Fourth, Jesus issues forth the Great Commission—the Church’s work in view of His resurrection (16-20). When the Eleven arrive at the Galilean mountain where Jesus directed them, they indeed saw Him. They rightly worship, but the text says in Greek, more emphatically than in most English translation, that they doubted as well. Perhaps it seems too good to be true. Perhaps the disciples, given all they have been through, believe their very eyes only with reticence and only after long pause and examination. Into this mix of faith and doubt—how much like us—Jesus issues His commission. Note its ground, namely, the absolute authority of Jesus. Then note the single command in the commission: Make disciples, y’all. Around this command the Eleven (and we) get further teaching about how to make disciples. We do this by going. We do not wait for folks to come; we go to them. We make disciples when the Church baptizes folks in the Name of the triune God—thus applying the sign and seal of membership in the visible Church on earth and, by faith, in the invisible, victorious Church as she exists across the ages and in Glory. We make disciples also when we teach folks to observe everything Jesus commands—and that while striving to do the same ourselves. The commission closes with a precious promise: Jesus will be with us always, even to the end of the age. Even beyond that, in the eternal state beyond the final conflict with the evil one, we shall ever be with the Lord.
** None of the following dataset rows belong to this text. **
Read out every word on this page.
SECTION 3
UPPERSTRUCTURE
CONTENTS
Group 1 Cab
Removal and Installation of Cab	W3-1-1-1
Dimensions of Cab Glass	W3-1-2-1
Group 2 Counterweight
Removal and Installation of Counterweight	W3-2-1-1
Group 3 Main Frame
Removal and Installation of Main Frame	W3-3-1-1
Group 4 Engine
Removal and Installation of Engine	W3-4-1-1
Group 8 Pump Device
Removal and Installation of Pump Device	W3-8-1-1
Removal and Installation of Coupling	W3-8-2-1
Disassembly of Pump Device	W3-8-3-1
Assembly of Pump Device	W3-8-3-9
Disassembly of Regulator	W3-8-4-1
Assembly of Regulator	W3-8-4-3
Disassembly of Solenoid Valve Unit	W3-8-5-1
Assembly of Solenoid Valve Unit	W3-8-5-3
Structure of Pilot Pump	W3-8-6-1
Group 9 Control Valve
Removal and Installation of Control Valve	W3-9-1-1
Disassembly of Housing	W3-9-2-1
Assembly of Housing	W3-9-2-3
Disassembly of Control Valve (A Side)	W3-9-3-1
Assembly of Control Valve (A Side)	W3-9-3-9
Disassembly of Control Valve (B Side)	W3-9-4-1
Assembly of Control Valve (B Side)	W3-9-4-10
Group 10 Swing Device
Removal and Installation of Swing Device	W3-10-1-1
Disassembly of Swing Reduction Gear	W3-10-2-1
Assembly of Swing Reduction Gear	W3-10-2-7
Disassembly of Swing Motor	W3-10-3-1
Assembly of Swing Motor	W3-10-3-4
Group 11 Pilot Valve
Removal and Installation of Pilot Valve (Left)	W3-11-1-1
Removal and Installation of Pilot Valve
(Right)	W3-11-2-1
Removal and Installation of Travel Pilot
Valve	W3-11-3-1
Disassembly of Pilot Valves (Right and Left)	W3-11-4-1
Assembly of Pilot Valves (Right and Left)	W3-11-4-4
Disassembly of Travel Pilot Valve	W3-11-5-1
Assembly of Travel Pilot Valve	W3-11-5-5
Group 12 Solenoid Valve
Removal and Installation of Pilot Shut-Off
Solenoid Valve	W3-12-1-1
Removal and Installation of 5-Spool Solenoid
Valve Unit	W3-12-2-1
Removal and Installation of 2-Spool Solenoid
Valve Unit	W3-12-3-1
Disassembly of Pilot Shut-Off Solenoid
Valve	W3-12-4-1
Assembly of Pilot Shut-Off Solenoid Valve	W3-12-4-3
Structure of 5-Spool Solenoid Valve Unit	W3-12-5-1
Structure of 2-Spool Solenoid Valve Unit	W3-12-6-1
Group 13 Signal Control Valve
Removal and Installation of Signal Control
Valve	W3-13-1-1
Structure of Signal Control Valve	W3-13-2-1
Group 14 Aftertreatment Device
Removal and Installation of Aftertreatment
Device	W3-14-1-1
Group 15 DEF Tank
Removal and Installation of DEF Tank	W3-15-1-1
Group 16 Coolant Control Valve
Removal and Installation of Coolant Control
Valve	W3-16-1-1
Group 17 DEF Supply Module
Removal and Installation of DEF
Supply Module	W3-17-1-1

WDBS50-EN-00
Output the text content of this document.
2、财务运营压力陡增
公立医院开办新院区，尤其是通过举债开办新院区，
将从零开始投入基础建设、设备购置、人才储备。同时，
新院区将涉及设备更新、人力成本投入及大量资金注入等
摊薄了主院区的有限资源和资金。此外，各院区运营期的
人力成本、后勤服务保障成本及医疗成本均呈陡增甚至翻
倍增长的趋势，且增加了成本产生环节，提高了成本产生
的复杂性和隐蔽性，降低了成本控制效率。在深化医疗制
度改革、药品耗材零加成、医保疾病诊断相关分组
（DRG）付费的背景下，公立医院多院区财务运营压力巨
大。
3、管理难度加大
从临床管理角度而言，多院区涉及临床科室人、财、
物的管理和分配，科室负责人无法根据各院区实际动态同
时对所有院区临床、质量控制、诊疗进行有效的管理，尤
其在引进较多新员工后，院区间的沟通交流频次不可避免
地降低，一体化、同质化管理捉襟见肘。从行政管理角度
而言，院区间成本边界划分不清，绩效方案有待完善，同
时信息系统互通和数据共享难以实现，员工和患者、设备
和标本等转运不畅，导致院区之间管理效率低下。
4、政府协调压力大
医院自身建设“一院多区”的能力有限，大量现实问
The Apostle Paul, writing to the Corinthian Christians households some twenty-five years later, wrote by the Spirit, “If Christ be not raised from the dead, we are of all men most to be pitied” (1 Corinthians 15:19). If He be not raised, we yet are dead in our sins, and we still are without hope of eternal life. Happily, the Spirit continues through Paul, “But Christ indeed is raised from the dead, the firstfruits of those who have fallen asleep” (1 Corinthians 15:20). Christ is raised first, and afterward elect soul, safe in Christ, is raised bodily at the general resurrection. Their souls, either in their living bodies on earth or in Heaven with the Lord, are paired to their selfsame glorified body—as was the case for Jesus—and, once again, we ever shall be with the Lord. Therefore, Jesus lives, and because He lives (B. Gaither) we can face tomorrow. Because He lives, all fear is gone. And, to conclude the refrain of “Because He Lives”: “And life is worth the living just because He lives.” May the Lord bless you each and all this Resurrection morn and always.
 Eberhard Nestle and Kurt Aland, et al., eds., Novum Testamentum Graece, 26th Edition (Stuttgart, Germany: Deutsche Bibelgesellschaft, 1979). The first edition, involving Mr. Nestle as sole editor, was published in 1898.
 Peter Marshall, “The Grave in the Garden,” in Mr. Jones, Meet the Master: Sermons and Prayers of Peter Marshall (New York: Revell, 1949, 1950), 109.